Quizá el optimismo de nuestros maestros de ciencias era circunstancial y hasta puede que subversivo. Lo cierto es que las lecciones de Historia, amén de las discusiones y lo “nuevo” del programa generalmente no propiciaban los mismos niveles de excitación. A lo mejor los propios profesores tuvieron parte de responsabilidad, pero no quiero culparlos. Fue justo en aquel curso 87-88 en el que nos enteramos de los “problemas” del socialismo europeo, cuando descubrimos además que el novedoso programa también tenía sus limitaciones.

Lo supimos de golpe cuando llegó la temporada de exámenes. Antes nos habían repetido hasta la saciedad, que el programa de la asignatura se debía a la política de Rectificación de Errores y Tendencias Negativas que meses atrás había emprendido el gobierno y que, por si a alguno de nosotros se le había olvidad la cantaleta de la lucha ideológica, probaban una vez más que el socialismo era irreversible.

En la pregunta que incluyeron sobre el tema en el examen final cualquiera podía intuir que buscaban una respuesta así de lapidaria. Solo que nuestras pruebas, concebidas en las oficinas habaneras del MINED*, no sólo venían con incisos que debíamos contestar para obtener las codiciadas notas, sino también con repuestas. Ignoro de qué modo suponían que todos los estudiantes del país arribaríamos a las mismas conclusiones, pero por sí o por no, cada examen llegaba con su correspondiente “clave” que nuestros profesores luego usarían para revisar y calificar, es decir, una lista a veces bastante corta de lo que debíamos haber respondido para conseguir la máxima puntuación.

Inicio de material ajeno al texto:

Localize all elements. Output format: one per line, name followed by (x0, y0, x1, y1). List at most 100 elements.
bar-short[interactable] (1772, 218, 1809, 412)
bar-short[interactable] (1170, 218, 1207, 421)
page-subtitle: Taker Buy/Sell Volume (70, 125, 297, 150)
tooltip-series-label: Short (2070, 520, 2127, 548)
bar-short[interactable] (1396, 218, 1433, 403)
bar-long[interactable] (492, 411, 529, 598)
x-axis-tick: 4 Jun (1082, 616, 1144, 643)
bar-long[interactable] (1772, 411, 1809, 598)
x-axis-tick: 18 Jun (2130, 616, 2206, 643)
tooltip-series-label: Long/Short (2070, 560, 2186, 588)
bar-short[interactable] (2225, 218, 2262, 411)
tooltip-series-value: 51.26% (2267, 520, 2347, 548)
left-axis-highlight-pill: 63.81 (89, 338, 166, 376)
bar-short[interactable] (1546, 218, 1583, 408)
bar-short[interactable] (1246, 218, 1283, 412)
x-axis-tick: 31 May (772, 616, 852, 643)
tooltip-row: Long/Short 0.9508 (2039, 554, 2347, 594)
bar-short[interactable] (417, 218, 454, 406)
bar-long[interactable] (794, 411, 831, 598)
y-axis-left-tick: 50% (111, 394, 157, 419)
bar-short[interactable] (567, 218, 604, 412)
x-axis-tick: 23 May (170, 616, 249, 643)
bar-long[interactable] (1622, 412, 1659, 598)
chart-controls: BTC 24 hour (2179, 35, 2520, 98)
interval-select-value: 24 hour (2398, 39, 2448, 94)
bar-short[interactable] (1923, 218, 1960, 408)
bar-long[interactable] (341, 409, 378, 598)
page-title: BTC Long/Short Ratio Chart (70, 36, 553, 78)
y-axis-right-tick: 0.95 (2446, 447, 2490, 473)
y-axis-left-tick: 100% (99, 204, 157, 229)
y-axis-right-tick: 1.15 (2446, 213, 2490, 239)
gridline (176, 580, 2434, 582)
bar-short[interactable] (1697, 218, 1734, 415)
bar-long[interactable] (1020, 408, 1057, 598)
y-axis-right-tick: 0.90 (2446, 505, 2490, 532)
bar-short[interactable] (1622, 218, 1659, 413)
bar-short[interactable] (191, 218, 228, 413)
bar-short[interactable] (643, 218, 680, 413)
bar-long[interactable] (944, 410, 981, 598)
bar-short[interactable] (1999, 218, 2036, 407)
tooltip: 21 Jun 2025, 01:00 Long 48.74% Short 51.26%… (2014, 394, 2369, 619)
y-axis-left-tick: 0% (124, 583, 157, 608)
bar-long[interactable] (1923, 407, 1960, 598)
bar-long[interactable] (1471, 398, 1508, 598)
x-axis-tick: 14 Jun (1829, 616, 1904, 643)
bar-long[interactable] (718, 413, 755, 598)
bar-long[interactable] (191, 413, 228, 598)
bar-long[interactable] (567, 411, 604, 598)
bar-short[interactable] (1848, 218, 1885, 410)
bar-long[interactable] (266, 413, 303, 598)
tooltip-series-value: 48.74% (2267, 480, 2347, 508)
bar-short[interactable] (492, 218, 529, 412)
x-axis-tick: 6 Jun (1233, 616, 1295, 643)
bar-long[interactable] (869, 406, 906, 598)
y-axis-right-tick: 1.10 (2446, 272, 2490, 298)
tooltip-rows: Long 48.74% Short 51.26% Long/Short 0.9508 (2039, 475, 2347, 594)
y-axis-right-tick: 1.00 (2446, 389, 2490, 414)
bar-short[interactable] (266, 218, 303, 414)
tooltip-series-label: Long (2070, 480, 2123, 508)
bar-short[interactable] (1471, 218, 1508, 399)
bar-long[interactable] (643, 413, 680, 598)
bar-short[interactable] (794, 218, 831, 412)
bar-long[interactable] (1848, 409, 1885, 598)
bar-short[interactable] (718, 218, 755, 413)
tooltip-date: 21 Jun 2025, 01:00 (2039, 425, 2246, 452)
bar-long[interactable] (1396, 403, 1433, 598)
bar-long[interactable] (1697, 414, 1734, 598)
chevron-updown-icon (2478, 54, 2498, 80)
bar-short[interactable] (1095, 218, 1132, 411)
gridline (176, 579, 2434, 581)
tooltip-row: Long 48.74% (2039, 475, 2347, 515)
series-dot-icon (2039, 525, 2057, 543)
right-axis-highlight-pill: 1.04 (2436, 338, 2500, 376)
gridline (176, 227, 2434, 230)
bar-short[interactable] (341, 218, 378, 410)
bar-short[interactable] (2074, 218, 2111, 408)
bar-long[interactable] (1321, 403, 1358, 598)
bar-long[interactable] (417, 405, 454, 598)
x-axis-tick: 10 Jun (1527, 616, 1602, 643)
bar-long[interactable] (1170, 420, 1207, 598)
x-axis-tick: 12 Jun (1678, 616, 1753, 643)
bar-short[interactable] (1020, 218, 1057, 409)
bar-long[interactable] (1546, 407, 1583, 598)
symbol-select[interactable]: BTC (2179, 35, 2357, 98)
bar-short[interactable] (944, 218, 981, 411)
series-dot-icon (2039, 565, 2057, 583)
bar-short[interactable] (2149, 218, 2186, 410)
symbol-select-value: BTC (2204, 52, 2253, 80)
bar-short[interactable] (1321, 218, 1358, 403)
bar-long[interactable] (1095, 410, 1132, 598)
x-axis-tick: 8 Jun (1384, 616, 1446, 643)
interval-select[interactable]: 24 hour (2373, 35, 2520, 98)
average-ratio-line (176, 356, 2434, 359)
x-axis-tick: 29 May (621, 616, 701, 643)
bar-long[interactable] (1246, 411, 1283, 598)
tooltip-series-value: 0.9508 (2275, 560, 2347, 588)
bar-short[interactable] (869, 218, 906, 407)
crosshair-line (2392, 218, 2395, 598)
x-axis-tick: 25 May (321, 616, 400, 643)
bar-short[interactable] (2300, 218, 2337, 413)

La clave de aquel curso trajo un polémico y, para nosotros escandaloso, acápite respecto a la pregunta sobre los sucesos en Europa Oriental. No importaba cuán exhaustivo hubiéramos hecho el recuento de lo ocurrido, o cuán perfecta hubiera sido nuestra redacción, si no aparecía textualmente que los eventos evidenciaban que “el socialismo era superior al capitalismo” perdíamos dos miserables, pero a la larga importantes, puntos.

De poco valieron protestas, reuniones y si se quiere explicaciones influenciadas por conocimientos de semiótica que no poseíamos. La frase tenía que mostrarse exacta en los exámenes, nada de “está implícita” o “se infiere”. Muchos terminamos con 98 en Historia y puede que con la certeza de que nuestra educación, tan avanzada y vasta en el apartado de las ciencias exactas, dejaba mucho que desear en las asignaturas que también debían ayudarnos a pensar y a formarnos una idea de quiénes éramos y de cómo era el país donde por azar, o por ley universal, residíamos.

Tal vez en aquellos años cualquiera podía imaginar que el futuro nos transformaría a todos en autómatas programables cuya única preocupación sería la conquista del porvenir, porque para eso se vivía en el presente y el pasado no importaba pues entonces la tecnología era atrasada e ineficiente. Y puede que en las noches nos asaltaran esas pesadillas futuristas aún cuando muchos todavía vivíamos en casas con paredes de madera, cocinábamos con queroseno y veíamos la televisión en blanco y negro.

De la superioridad del socialismo... en realidad no nos dimos cuenta. El curso siguiente no incluyó a Historia en la lista de asignaturas. En los años posteriores pasamos de estudiantes a protagonistas o espectadores de los acontecimientos que vendrían y para entonces las “claves” habían dejado de ser necesarias. La sucesión de eventos, las llamadas de atención, las lecturas, los turistas, la crisis y el copón divino se ocuparon de poner en su lugar a los funcionarios que a finales de los 80 habían intentado convencernos de que la ideología y los dogmas podían reformar la eternidad para beneficio propio, o que la Historia era sólo una versión retocada y selectiva de acontecimientos, o que el conocimiento, para que surtiera efecto, debía ser reducido y limitado.